Without these companies, we have no hope. The gluten free diet is woefully insufficient as a cure for celiac disease. It is like any drug. The gluten free diet has its pros in that it will help alleviate the main symptoms and lengthen our lives. The cons of the gluten free diet is that it is almost impossible to do perfectly and is socially isolating. I just want something to help us live a healthier and more easy life – even if I have to take a pill every day for the rest of my life!
Personal money and a gluten free diet can sometimes feel incompatible. Gluten free processed foods are expensive. I can buy 8 expensive gluten filled hamburger buns for $3.59 or so. But 4 Udi’s hamburger buns typically cost about $5.99. That is almost double the price for half the quantity.

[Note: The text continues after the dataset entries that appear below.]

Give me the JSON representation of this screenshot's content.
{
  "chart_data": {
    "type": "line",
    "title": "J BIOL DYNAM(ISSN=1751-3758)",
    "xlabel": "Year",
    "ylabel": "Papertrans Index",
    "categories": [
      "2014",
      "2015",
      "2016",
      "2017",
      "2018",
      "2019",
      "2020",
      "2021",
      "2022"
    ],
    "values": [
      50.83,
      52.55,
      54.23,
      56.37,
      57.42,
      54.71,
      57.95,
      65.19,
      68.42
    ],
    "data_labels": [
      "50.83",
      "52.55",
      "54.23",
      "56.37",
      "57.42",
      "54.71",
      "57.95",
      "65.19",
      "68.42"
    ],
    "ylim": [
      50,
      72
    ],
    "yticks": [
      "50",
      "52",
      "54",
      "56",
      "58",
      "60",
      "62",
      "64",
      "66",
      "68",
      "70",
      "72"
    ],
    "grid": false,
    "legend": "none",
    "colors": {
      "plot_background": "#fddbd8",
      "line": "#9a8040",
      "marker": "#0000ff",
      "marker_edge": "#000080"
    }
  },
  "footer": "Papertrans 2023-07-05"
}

Dried gluten free pasta seems to be about the same price as regular gluten filled pasta, but that is about the only thing that seems to be about the same price.
The solution to the problem is to severely limit processed gluten free foods. When I say gluten free processed foods, I mean the replacements for the staples that you once relied on. The foods I find the greatest disparity in price are cakes, breads, crackers, and pizza. The items that are heavily reliant on flour are going to be more expensive when flour can no longer be used.
Many canned and frozen vegetables are often gluten free and don’t have a price difference. Most potato chips are naturally gluten free and many manufacturers even label their potato chips gluten free. Gluten free stocks to make soups or other things are often slightly more expensive than their gluten filled counterparts, but typically not more than $1. Rice is cheap and is naturally gluten free. Dried beans should be gluten free, but labels need to be read just to make sure.
The staples of our diets should be whole fruits and vegetables, lean proteins and seafood, dairy, and eggs. Processed gluten free foods should be limited because they aren’t easy on the wallet.
Some will say that they cannot eat whole foods and need to rely on convenience foods. I understand. Meal prepping on a weekend, using a crock pot dump meal, or making a large casserole that can carry through the week should solve this problem. I know its hard and requires a little bit of planning, but in order to save the money on processed gluten free foods, I think it is necessary.